Usage is similar to the Python version:
Lorann::Lorann<Lorann::SQ8Quantizer> index(data, n_samples, dim, n_clusters, global_dim);
index.build();
index.search(query, k, clusters_to_search, points_to_rerank, output);
For a complete example, see examples/cpp.
Hardware accelerators such as GPUs and TPUs can be used to speed up ANN search for queries that arrive in batches. GPU/TPU support in LoRANN is experimental and available only as a Python module. Currently, the GPU is used only for queries and not for index building.
To use it, install the Python package and import Lorann
from the desired submodule:
from lorann_gpu.jax import Lorann
The available GPU submodules are jax
, torch
, cupy
, and mlx
with corresponding dependencies Jax, PyTorch, CuPy, or MLX. The Jax implementation will probably be the fastest, at least on NVIDIA GPUs.

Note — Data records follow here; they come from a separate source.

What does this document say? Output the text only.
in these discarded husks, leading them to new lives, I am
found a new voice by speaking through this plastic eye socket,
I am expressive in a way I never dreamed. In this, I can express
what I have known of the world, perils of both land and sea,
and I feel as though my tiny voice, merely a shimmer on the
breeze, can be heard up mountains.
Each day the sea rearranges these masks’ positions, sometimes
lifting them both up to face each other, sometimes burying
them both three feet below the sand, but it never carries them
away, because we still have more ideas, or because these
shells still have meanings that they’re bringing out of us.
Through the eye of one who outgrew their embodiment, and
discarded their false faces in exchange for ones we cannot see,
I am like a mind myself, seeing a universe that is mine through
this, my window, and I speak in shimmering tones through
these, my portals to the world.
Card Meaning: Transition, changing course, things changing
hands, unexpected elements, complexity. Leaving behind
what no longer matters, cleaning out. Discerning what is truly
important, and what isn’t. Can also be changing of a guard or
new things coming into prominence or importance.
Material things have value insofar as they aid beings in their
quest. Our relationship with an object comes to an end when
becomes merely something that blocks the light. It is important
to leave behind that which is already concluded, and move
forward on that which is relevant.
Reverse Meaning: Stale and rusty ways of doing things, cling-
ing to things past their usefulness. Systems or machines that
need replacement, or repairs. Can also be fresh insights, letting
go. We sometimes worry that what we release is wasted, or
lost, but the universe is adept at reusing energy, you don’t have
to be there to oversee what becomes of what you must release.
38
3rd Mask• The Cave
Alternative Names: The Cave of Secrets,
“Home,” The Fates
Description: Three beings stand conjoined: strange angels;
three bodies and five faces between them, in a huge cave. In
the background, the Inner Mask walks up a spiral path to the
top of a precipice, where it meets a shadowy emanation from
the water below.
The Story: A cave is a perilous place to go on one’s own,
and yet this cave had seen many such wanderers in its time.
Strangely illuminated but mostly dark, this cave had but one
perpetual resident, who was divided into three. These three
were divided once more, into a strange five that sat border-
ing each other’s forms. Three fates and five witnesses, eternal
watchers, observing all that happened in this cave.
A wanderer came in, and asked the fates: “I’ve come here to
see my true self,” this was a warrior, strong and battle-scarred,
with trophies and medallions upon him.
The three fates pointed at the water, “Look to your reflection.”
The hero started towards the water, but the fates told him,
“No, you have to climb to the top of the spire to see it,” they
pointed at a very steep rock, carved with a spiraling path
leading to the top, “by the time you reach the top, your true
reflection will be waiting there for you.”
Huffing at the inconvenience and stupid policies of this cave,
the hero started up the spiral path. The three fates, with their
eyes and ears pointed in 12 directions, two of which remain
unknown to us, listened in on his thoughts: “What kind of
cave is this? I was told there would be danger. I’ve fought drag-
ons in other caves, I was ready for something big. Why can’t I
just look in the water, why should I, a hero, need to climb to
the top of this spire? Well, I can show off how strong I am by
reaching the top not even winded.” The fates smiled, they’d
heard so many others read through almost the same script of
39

For a complete example, see examples/gpu_example.py
If you use the library in an academic context, please consider citing the following paper:
Jääsaari, E., Hyvönen, V., & Roos, T. (2024). LoRANN: Low-Rank Matrix Factorization for Approximate Nearest Neighbor Search. Advances in Neural Information Processing Systems, 37.
@article{Jaasaari2024,
title={LoRANN: Low-Rank Matrix Factorization for Approximate Nearest Neighbor Search},
author={J{\"a}{\"a}saari, Elias and Hyv{\"o}nen, Ville and Roos, Teemu},
journal={Advances in Neural Information Processing Systems},
volume={37},
year={2024}
}
LoRANN is available under the MIT License (see LICENSE). Note that third-party libraries in the lorann folder may be distributed under other open source licenses (see licenses).